May hasn't quite had Harman’s brutally gruelling history, but she too came up the hard way - because until recently, there was no other way for women to make the political ascent. She entered the Commons in 1997, the nadir of modern Conservative fortunes. Her parliamentary career began in failure and ignominy. It's also worth noting that the 1997 election returned just 120 female MPs, and just 13 of them were Tories. Will someone who has climbed from there to the peak, who has crawled over broken glass to reach her goal, really walk away because the job is difficult and you've made mistakes and people are saying hard words about you? I have my doubts. 

Yes, she's lost Nick and Fiona, but she’ll never lose Philip. The May marriage is formidable, and it means it is never wholly accurate to describe the Prime Minister as 'isolated'. Power is lonely, but she is not, in the most important sense, alone in No 10. May’s survival is far from certain. The weeks before the summer recess will be long and awful, and the story of Theresa May as a broken leader may never change: everything she ever does may always be seen through the lens of failure.

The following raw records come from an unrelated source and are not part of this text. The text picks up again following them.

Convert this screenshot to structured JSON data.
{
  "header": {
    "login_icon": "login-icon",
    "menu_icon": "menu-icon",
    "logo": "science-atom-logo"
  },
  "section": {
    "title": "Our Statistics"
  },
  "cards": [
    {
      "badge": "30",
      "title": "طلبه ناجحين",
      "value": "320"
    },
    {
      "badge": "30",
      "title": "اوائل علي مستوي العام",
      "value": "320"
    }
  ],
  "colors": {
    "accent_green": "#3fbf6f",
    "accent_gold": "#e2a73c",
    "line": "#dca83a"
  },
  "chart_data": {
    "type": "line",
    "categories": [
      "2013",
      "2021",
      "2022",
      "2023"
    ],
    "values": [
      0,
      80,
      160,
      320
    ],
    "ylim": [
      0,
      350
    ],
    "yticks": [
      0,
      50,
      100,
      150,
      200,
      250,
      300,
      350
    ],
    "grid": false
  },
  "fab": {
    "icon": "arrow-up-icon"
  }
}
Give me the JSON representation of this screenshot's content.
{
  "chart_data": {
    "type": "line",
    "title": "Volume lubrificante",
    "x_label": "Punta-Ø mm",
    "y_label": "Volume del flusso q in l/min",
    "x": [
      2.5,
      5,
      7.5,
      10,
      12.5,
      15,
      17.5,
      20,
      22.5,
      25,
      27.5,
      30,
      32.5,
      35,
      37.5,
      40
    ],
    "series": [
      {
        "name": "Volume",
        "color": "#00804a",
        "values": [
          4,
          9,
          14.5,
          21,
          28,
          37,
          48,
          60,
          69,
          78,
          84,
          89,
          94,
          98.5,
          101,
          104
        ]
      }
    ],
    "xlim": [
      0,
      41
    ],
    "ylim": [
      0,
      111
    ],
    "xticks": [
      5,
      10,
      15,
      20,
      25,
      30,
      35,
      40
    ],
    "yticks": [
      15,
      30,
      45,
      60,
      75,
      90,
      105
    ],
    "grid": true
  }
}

But what if she does survive? What if she does stay the course over these next, dreadful weeks? Could a new story begin, a story of a woman who did not buckle, who did not yield? A woman who made mistakes but stuck around to answer for them and put them right. A woman who proved the men wrong. Telling that story would require many qualities and assets May might well lack, including a good deal of luck. 

But it is a story that could hold some appeal for a nation that cherishes the underdog and that has, from Splendid Isolation to 'Very well, alone' and now Brexit, liked to imagine itself standing alone and defiant against all adversity. There’s a reason 'He Who Would Valiant Be' remains a favourite hymn: there's no discouragement will make us once relent. If the PM, undoubtedly beset round with dismal stories, can show Britain she’s still a pilgrim, her story is not over.

This is not, I repeat, a prediction. I am not saying that Theresa May will survive to regain respect and even admiration. I am merely saying it is possible. Recent experience suggests we should all be wary of forecasting.  But it also suggests we should also be wary of ruling out things just because they look impossible today.